At 6-foot-5, Hornsby was hard to miss. And at a basketball-obsessed school, the attention made sense. Three years earlier, Hornsby’s shooting stroke propelled the Hoosiers to the finals of the NCAA tournament. On a roster lacking traditional star power, Hornsby, who shot 47.3 percent from the 3-point that March, was emblematic of IU’s first Final Four team in a decade.
“Now I’m just a tall doctor,” said Hornsby, a 2009 graduate of Indiana University School of Medicine who today works as a cardiologist in Bloomington.
When he first entered IU Bloomington as an undergraduate, Hornsby’s outlook on his hardwood career was realistic. He knew the chances of a professional career – even in Europe – were slim. His plan was to earn his degree in kinesiology and enter a physical therapy program when his college days were done.
Instead, the guard pivoted and set his sights on medicine. A decade later, the path he chose still remains surprising.
“No one in my family is a physician,” he said. “It wasn’t established in kindergarten that I was going to do this. It was just a step-wise progression. If I had said I wanted to do this as a freshman in college, I would have no clue what that meant.”
To prepare himself for medical school, Hornsby spent two years after earning his bachelor’s degree checking off prerequisites and studying for the MCAT. He was admitted to IU School of Medicine and donned his short white coat in August 2005. The School of Medicine has nine campuses across Indiana, and Hornsby spent his first two years in a familiar place – Bloomington – before moving to Indianapolis to complete his clinical rotations.
He credits four years of college basketball with instilling in him time management skills and study habits that helped him thrive in his new role as medical student.
As a player, Hornsby sat through film sessions, digested scouting reports, sweated through several hours of practice and traveled for games – a time crunch that often surpassed 20 hours per week. “I was more prepared than most,” he said of medical school’s rigors. “You learn to prioritize when playing a college sport. What are the things worthy of your attention? What are the things you can do without? The profession is still busy and still tough at times, but it’s nothing I haven’t done before.”
Hornsby was drawn to cardiology while doing a required reading on the field between his first and second years. At the same time, John Strobel, MD, a Bloomington cardiologist, alumnus and volunteer faculty member for the School of Medicine, invited him into the electrocardiogram room to observe how he analyzes the electrical impulses of the heart.

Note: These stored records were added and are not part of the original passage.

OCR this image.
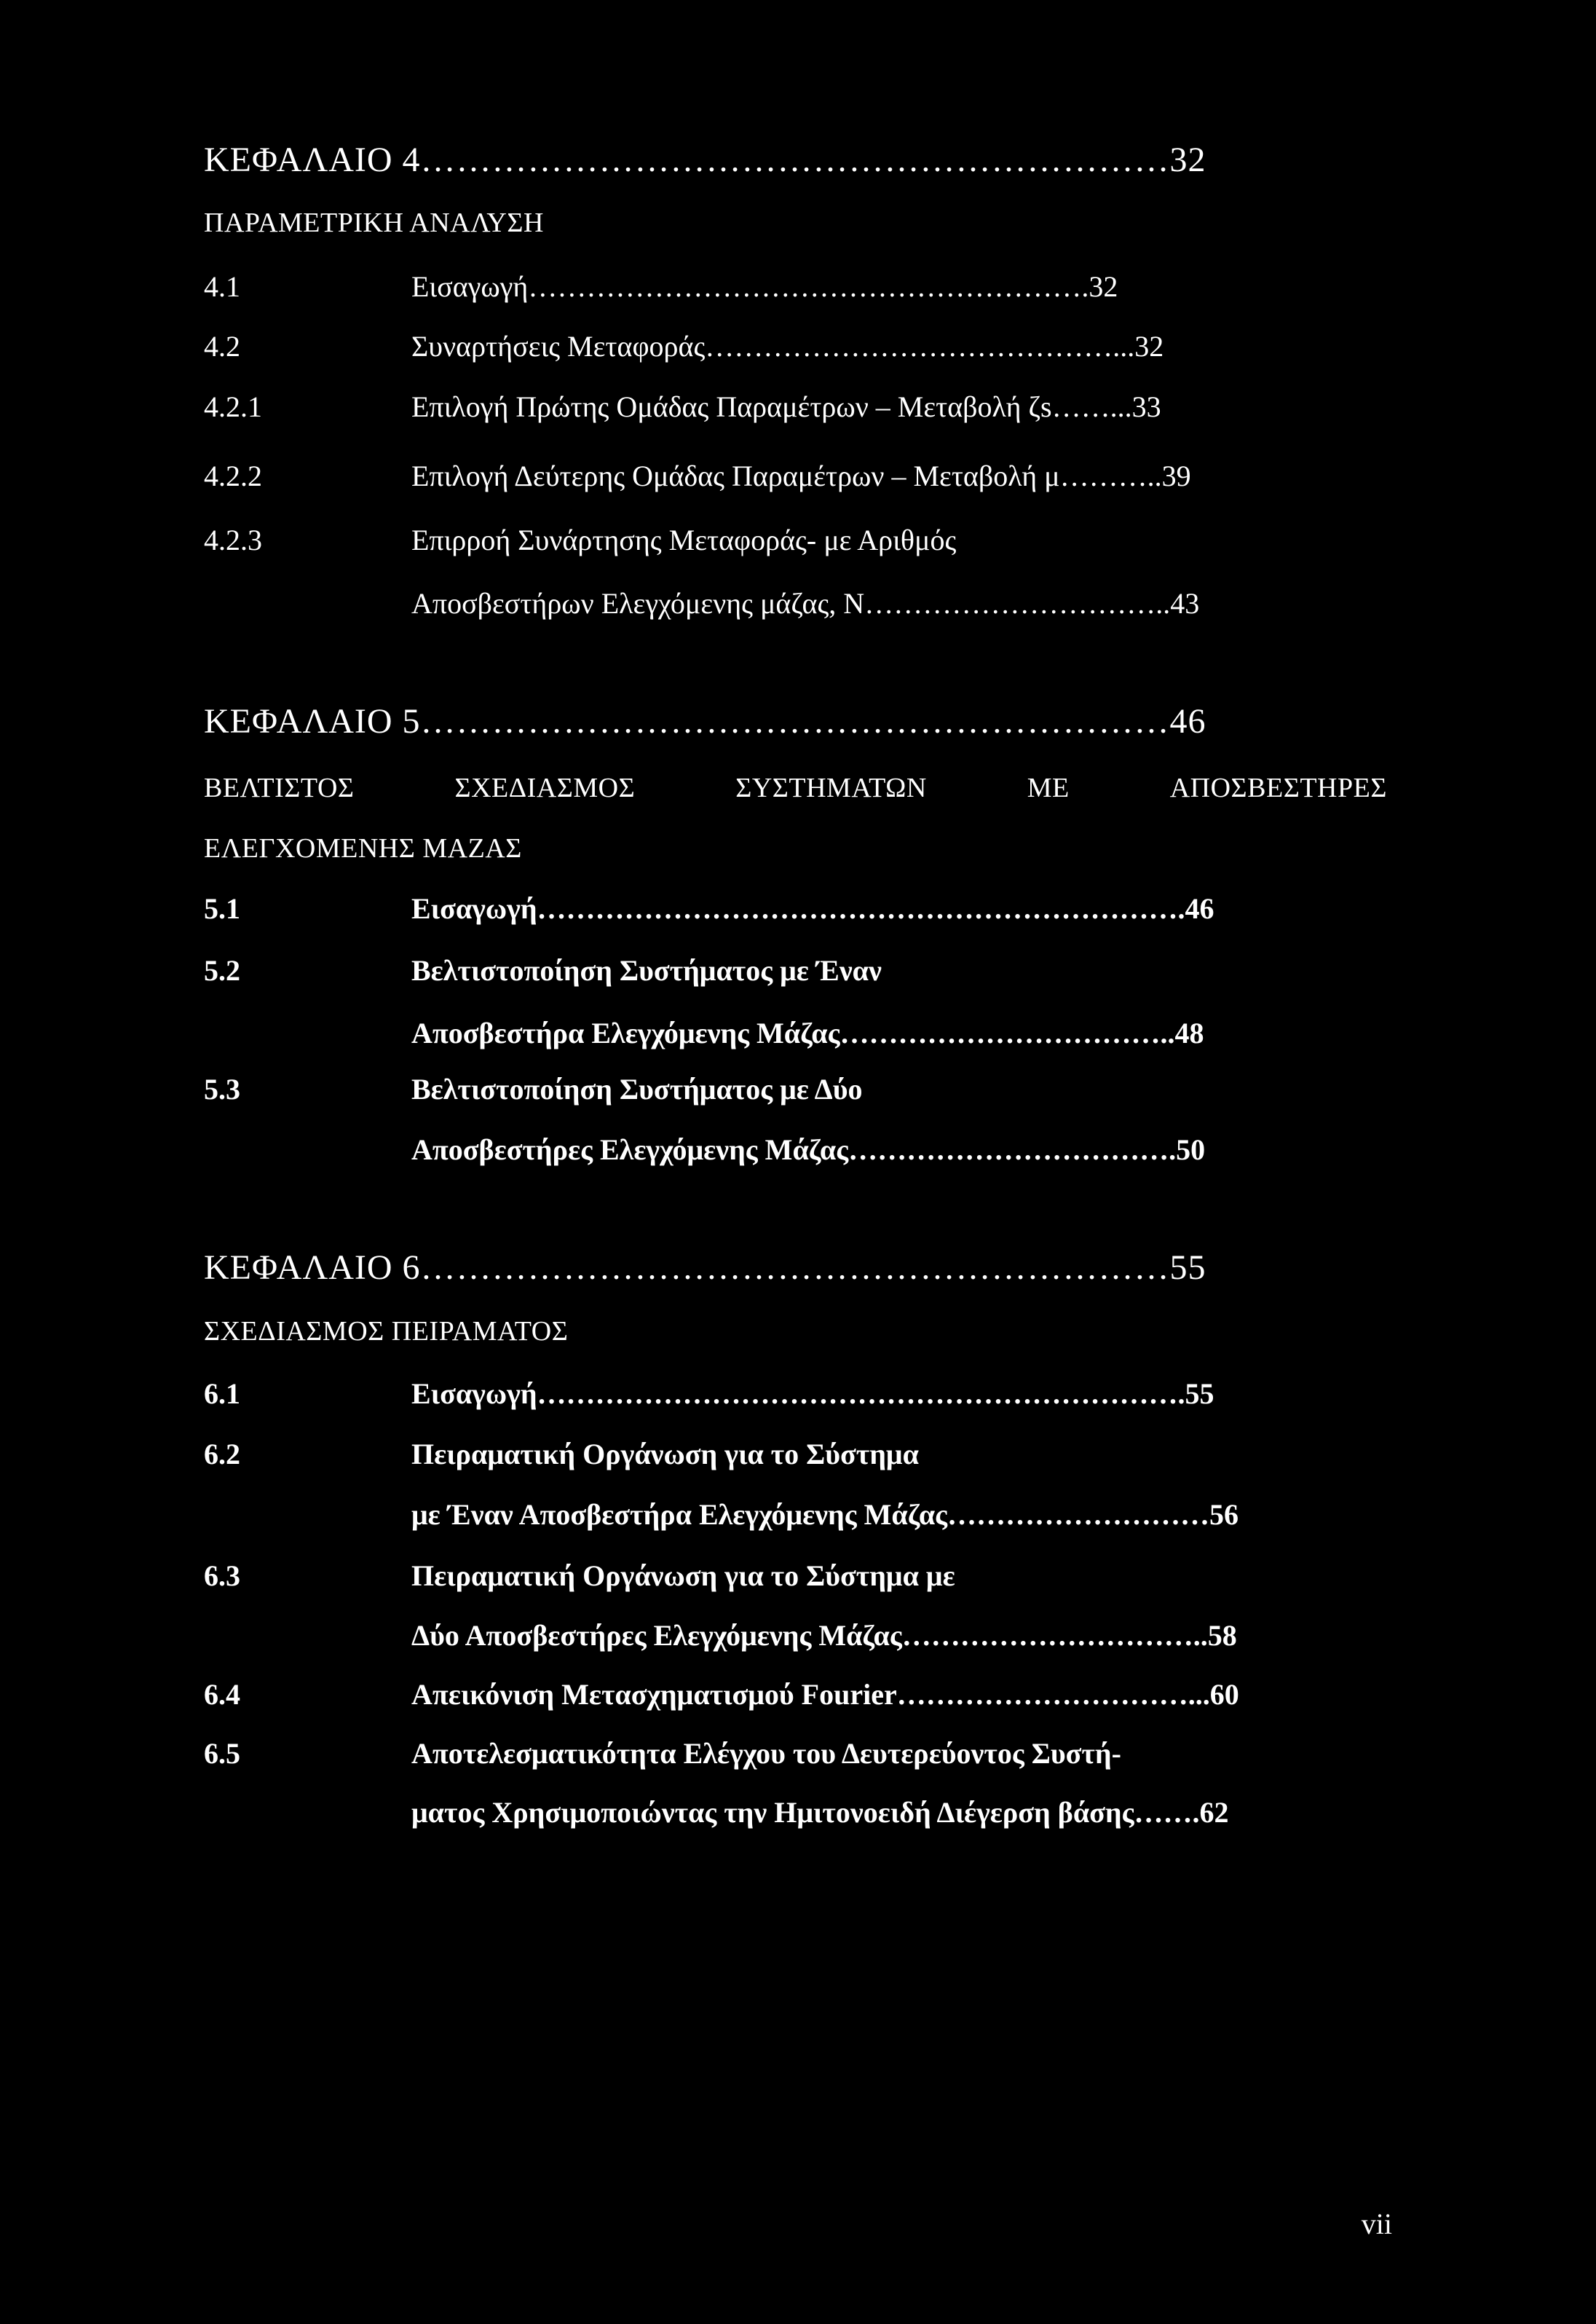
ΚΕΦΑΛΑΙΟ 4………………………………………………………32
ΠΑΡΑΜΕΤΡΙΚΗ ΑΝΑΛΥΣΗ
4.1	Εισαγωγή………………………………………………….32
4.2	Συναρτήσεις Μεταφοράς……………………………………...32
4.2.1	Επιλογή Πρώτης Ομάδας Παραμέτρων – Μεταβολή ζs……...33
4.2.2	Επιλογή Δεύτερης Ομάδας Παραμέτρων – Μεταβολή μ………..39
4.2.3	Επιρροή Συνάρτησης Μεταφοράς- με Αριθμός
Αποσβεστήρων Ελεγχόμενης μάζας, N…………………………..43
ΚΕΦΑΛΑΙΟ 5………………………………………………………46
ΒΕΛΤΙΣΤΟΣ	ΣΧΕΔΙΑΣΜΟΣ	ΣΥΣΤΗΜΑΤΩΝ	ΜΕ	ΑΠΟΣΒΕΣΤΗΡΕΣ
ΕΛΕΓΧΟΜΕΝΗΣ ΜΑΖΑΣ
5.1	Εισαγωγή………………………………………………………….46
5.2	Βελτιστοποίηση Συστήματος με Έναν
Αποσβεστήρα Ελεγχόμενης Μάζας……………………………..48
5.3	Βελτιστοποίηση Συστήματος με Δύο
Αποσβεστήρες Ελεγχόμενης Μάζας…………………………….50
ΚΕΦΑΛΑΙΟ 6………………………………………………………55
ΣΧΕΔΙΑΣΜΟΣ ΠΕΙΡΑΜΑΤΟΣ
6.1	Εισαγωγή………………………………………………………….55
6.2	Πειραματική Οργάνωση για το Σύστημα
με Έναν Αποσβεστήρα Ελεγχόμενης Μάζας………………………56
6.3	Πειραματική Οργάνωση για το Σύστημα με
Δύο Αποσβεστήρες Ελεγχόμενης Μάζας…………………………..58
6.4	Απεικόνιση Μετασχηματισμού Fourier…………………………...60
6.5	Αποτελεσματικότητα Ελέγχου του Δευτερεύοντος Συστή-
ματος Χρησιμοποιώντας την Ημιτονοειδή Διέγερση βάσης…….62
vii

To Hornsby, the EKG’s readings and data were puzzle pieces for him to assemble and interpret. Even now, he admits to losing track of time when conducting exams or studying the results.
“I was hooked,” Hornsby said. “He didn’t have to let me in the room, and I’m grateful to him for giving me those experiences when I was still a medical student trying to figure things out.”
The mentorship of faculty and physicians like Strobel not only made medical school meaningful, but it helped position Hornsby for his successful residency in internal medicine at Duke University and a fellowship in clinical cardiac electrophysiology at the University of Michigan.
Along the way, he had another mentor in Larry Rink, MD, a Bloomington cardiologist who has served as the Hoosiers’ team physician for nearly 40 years and ultimately sold Hornsby on a return to Indiana. “As soon as I started talking about doing cardiology during my first year of med school, he was already working on his recruitment to get me back here,” Hornsby said.
The pitch worked. Hornsby joined Premier Healthcare in 2015, now Indiana University Health, Southern Indiana Physicians. When Hornsby shows up to work these days, Dr. Strobel is his colleague, and he has a view into Dr. Rink’s office. Hornsby has also kept ties to the Hoosier basketball program through Dr. Rink, and he’s worked alongside his mentor doing heart evaluations at the World University Games.
“It’s a great community,” Hornsby said. “And the road has always led back here.”